Una parziale marcia indietro, una parziale ammissione c’è stata dopo un’indagine della Curia che ha acclarato alcune responsabilità. Poi, a metà di febbraio di quest’anno è stato reso noto che i casi di abusi saranno analizzati dalla Congregazione per la dottrina della fede, ma nessuno dei 67 ex studenti che hanno denunciato è stata sentito o contattato dai prelati del Vaticano.
Sulle vicende del Provolo, un cupo silenzio anche da parte dei politici italiani, fatta eccezione per i Radicali che, nel luglio scorso, presero anche parte ad una manifestazione organizzata a Verona dall’associazione. Un lungo corteo muto lungo corso Cavour, corso Portoni Borsari e piazza Bra, per chiedere che venisse fatta chiarezza. E giustizia.

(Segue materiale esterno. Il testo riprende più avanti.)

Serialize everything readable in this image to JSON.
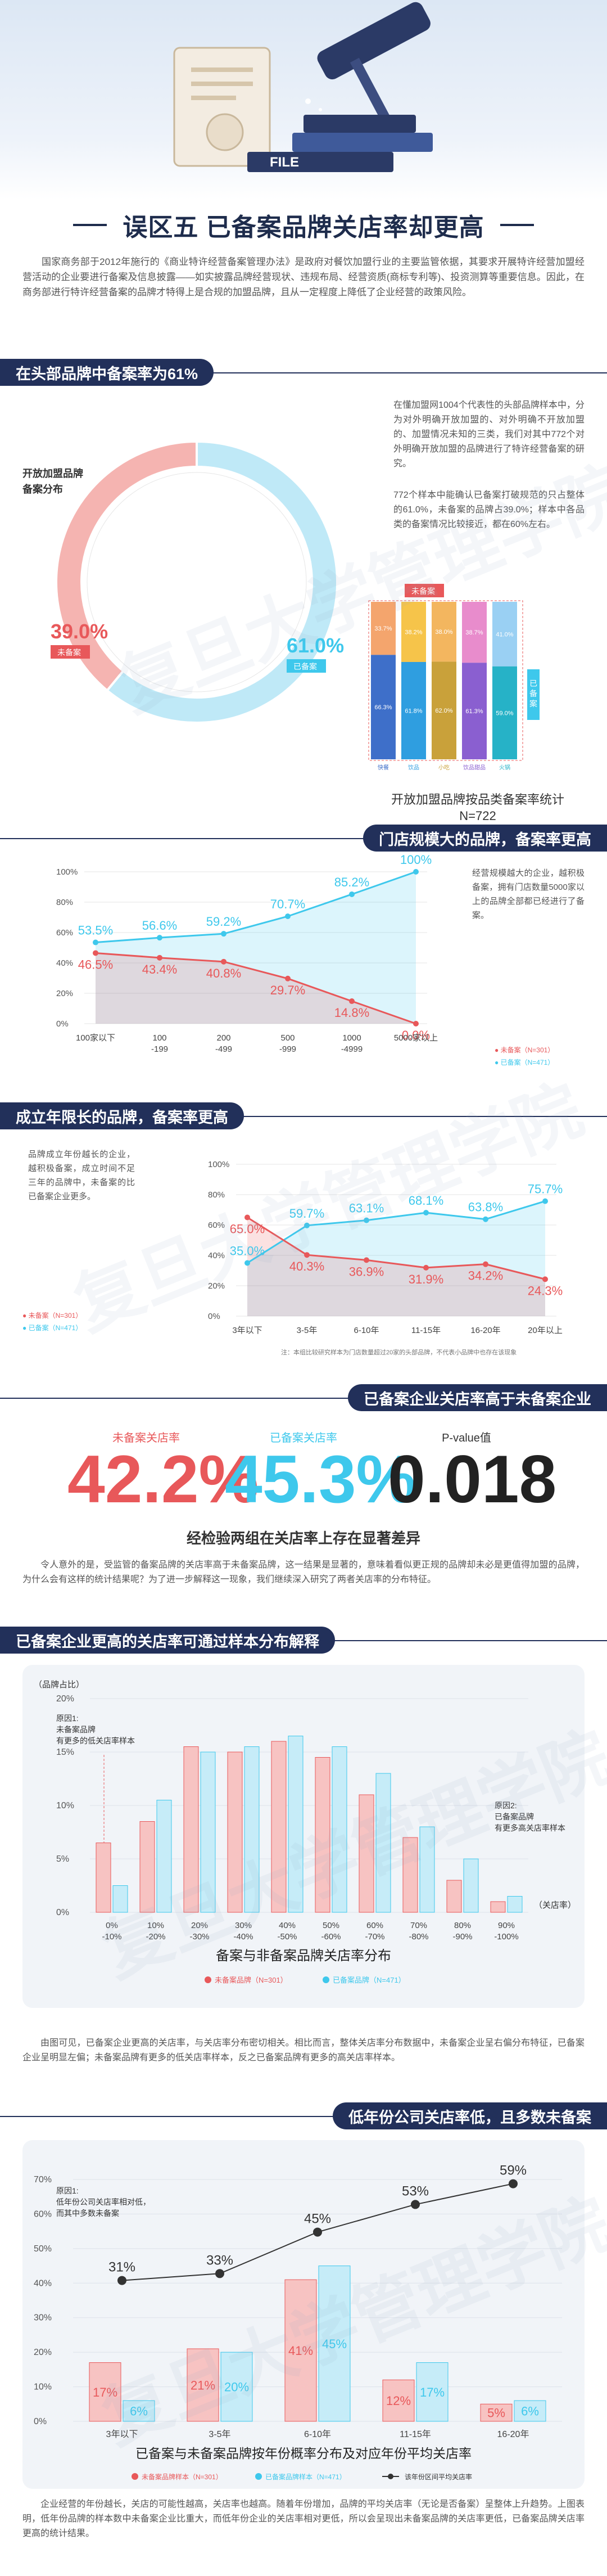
{
  "title": "误区五  已备案品牌关店率却更高",
  "intro": "国家商务部于2012年施行的《商业特许经营备案管理办法》是政府对餐饮加盟行业的主要监管依据，其要求开展特许经营加盟经营活动的企业要进行备案及信息披露——如实披露品牌经营现状、违规布局、经营资质(商标专利等)、投资测算等重要信息。因此，在商务部进行特许经营备案的品牌才特得上是合规的加盟品牌，且从一定程度上降低了企业经营的政策风险。",
  "colors": {
    "red": "#e8585a",
    "blue": "#3ec8ec",
    "navy": "#22305a"
  },
  "sections": {
    "s1": {
      "heading": "在头部品牌中备案率为61%",
      "text1": "在懂加盟网1004个代表性的头部品牌样本中，分为对外明确开放加盟的、对外明确不开放加盟的、加盟情况未知的三类，我们对其中772个对外明确开放加盟的品牌进行了特许经营备案的研究。",
      "text2": "772个样本中能确认已备案打破规范的只占整体的61.0%，未备案的品牌占39.0%；样本中各品类的备案情况比较接近，都在60%左右。",
      "pie_title": "开放加盟品牌\n备案分布",
      "pie_red_label": "39.0%",
      "pie_red_tag": "未备案",
      "pie_blue_label": "61.0%",
      "pie_blue_tag": "已备案",
      "bar_caption": "开放加盟品牌按品类备案率统计",
      "bar_n": "N=722",
      "bar_top_tag": "未备案",
      "bar_side_tag": "已备案"
    },
    "s2": {
      "heading": "门店规模大的品牌，备案率更高",
      "text": "经营规模越大的企业，越积极备案，拥有门店数量5000家以上的品牌全部都已经进行了备案。",
      "legend_red": "未备案（N=301）",
      "legend_blue": "已备案（N=471）"
    },
    "s3": {
      "heading": "成立年限长的品牌，备案率更高",
      "text": "品牌成立年份越长的企业，越积极备案，成立时间不足三年的品牌中，未备案的比已备案企业更多。",
      "legend_red": "未备案（N=301）",
      "legend_blue": "已备案（N=471）",
      "note": "注：本组比较研究样本为门店数量超过20家的头部品牌，不代表小品牌中也存在该现象"
    },
    "s4": {
      "heading": "已备案企业关店率高于未备案企业",
      "stats": [
        {
          "label": "未备案关店率",
          "value": "42.2%"
        },
        {
          "label": "已备案关店率",
          "value": "45.3%"
        },
        {
          "label": "P-value值",
          "value": "0.018"
        }
      ],
      "subtitle": "经检验两组在关店率上存在显著差异",
      "text": "令人意外的是，受监管的备案品牌的关店率高于未备案品牌，这一结果是显著的，意味着看似更正规的品牌却未必是更值得加盟的品牌，为什么会有这样的统计结果呢？为了进一步解释这一现象，我们继续深入研究了两者关店率的分布特征。"
    },
    "s5": {
      "heading": "已备案企业更高的关店率可通过样本分布解释",
      "y_title": "（品牌占比）",
      "x_title": "（关店率）",
      "note1": "原因1:\n未备案品牌\n有更多的低关店率样本",
      "note2": "原因2:\n已备案品牌\n有更多高关店率样本",
      "caption": "备案与非备案品牌关店率分布",
      "legend_red": "未备案品牌（N=301）",
      "legend_blue": "已备案品牌（N=471）",
      "text": "由图可见，已备案企业更高的关店率，与关店率分布密切相关。相比而言，整体关店率分布数据中，未备案企业呈右偏分布特征，已备案企业呈明显左偏；未备案品牌有更多的低关店率样本，反之已备案品牌有更多的高关店率样本。"
    },
    "s6": {
      "heading": "低年份公司关店率低，且多数未备案",
      "note1": "原因1:\n低年份公司关店率相对低，\n而其中多数未备案",
      "caption": "已备案与未备案品牌按年份概率分布及对应年份平均关店率",
      "legend_red": "未备案品牌样本（N=301）",
      "legend_blue": "已备案品牌样本（N=471）",
      "legend_line": "该年份区间平均关店率",
      "text": "企业经营的年份越长，关店的可能性越高，关店率也越高。随着年份增加，品牌的平均关店率（无论是否备案）呈整体上升趋势。上图表明，低年份品牌的样本数中未备案企业比重大，而低年份企业的关店率相对更低，所以会呈现出未备案品牌的关店率更低，已备案品牌关店率更高的统计结果。"
    }
  },
  "chart_data": [
    {
      "type": "pie",
      "title": "开放加盟品牌备案分布",
      "slices": [
        {
          "name": "未备案",
          "value": 39.0
        },
        {
          "name": "已备案",
          "value": 61.0
        }
      ]
    },
    {
      "type": "bar",
      "title": "开放加盟品牌按品类备案率统计",
      "categories": [
        "快餐",
        "饮品",
        "小吃",
        "饮品甜品",
        "火锅"
      ],
      "series": [
        {
          "name": "未备案",
          "values": [
            33.7,
            38.2,
            38.0,
            38.7,
            41.0
          ]
        },
        {
          "name": "已备案",
          "values": [
            66.3,
            61.8,
            62.0,
            61.3,
            59.0
          ]
        }
      ],
      "ylim": [
        0,
        100
      ]
    },
    {
      "type": "area",
      "categories": [
        "100家以下",
        "100-199",
        "200-499",
        "500-999",
        "1000-4999",
        "5000家以上"
      ],
      "series": [
        {
          "name": "未备案（N=301）",
          "values": [
            46.5,
            43.4,
            40.8,
            29.7,
            14.8,
            0.0
          ]
        },
        {
          "name": "已备案（N=471）",
          "values": [
            53.5,
            56.6,
            59.2,
            70.7,
            85.2,
            100
          ]
        }
      ],
      "yticks": [
        "0%",
        "20%",
        "40%",
        "60%",
        "80%",
        "100%"
      ],
      "ylim": [
        0,
        100
      ]
    },
    {
      "type": "area",
      "categories": [
        "3年以下",
        "3-5年",
        "6-10年",
        "11-15年",
        "16-20年",
        "20年以上"
      ],
      "series": [
        {
          "name": "未备案（N=301）",
          "values": [
            65.0,
            40.3,
            36.9,
            31.9,
            34.2,
            24.3
          ]
        },
        {
          "name": "已备案（N=471）",
          "values": [
            35.0,
            59.7,
            63.1,
            68.1,
            63.8,
            75.7
          ]
        }
      ],
      "yticks": [
        "0%",
        "20%",
        "40%",
        "60%",
        "80%",
        "100%"
      ],
      "ylim": [
        0,
        100
      ]
    },
    {
      "type": "bar",
      "title": "备案与非备案品牌关店率分布",
      "categories": [
        "0%-10%",
        "10%-20%",
        "20%-30%",
        "30%-40%",
        "40%-50%",
        "50%-60%",
        "60%-70%",
        "70%-80%",
        "80%-90%",
        "90%-100%"
      ],
      "series": [
        {
          "name": "未备案品牌（N=301）",
          "values": [
            6.5,
            8.5,
            15.5,
            15.0,
            16.0,
            14.5,
            11.0,
            7.0,
            3.0,
            1.0
          ]
        },
        {
          "name": "已备案品牌（N=471）",
          "values": [
            2.5,
            10.5,
            15.0,
            15.5,
            16.5,
            15.5,
            13.0,
            8.0,
            5.0,
            1.5
          ]
        }
      ],
      "yticks": [
        "0%",
        "5%",
        "10%",
        "15%",
        "20%"
      ],
      "ylim": [
        0,
        20
      ]
    },
    {
      "type": "bar",
      "title": "已备案与未备案品牌按年份概率分布及对应年份平均关店率",
      "categories": [
        "3年以下",
        "3-5年",
        "6-10年",
        "11-15年",
        "16-20年"
      ],
      "series": [
        {
          "name": "未备案品牌样本（N=301）",
          "values": [
            17,
            21,
            41,
            12,
            5
          ]
        },
        {
          "name": "已备案品牌样本（N=471）",
          "values": [
            6,
            20,
            45,
            17,
            6
          ]
        },
        {
          "name": "该年份区间平均关店率",
          "values": [
            31,
            33,
            45,
            53,
            59
          ]
        }
      ],
      "yticks": [
        "0%",
        "10%",
        "20%",
        "30%",
        "40%",
        "50%",
        "60%",
        "70%"
      ],
      "ylim": [
        0,
        70
      ]
    }
  ]
}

“Negli Stati Uniti è stato aperto un anno ‘finestra’ per denunciare anche abusi subiti molti anni prima. In Irlanda è stato il governo a commissionare le inchieste che hanno svelato migliaia di abusi. In Germania il cancelliere Angela Merkel è intervenuta in maniera netta e decisa” prosegue Lodi Rizzini. “Occorrerebbe maggiore determinazione nel fare chiarezza anche in Italia.”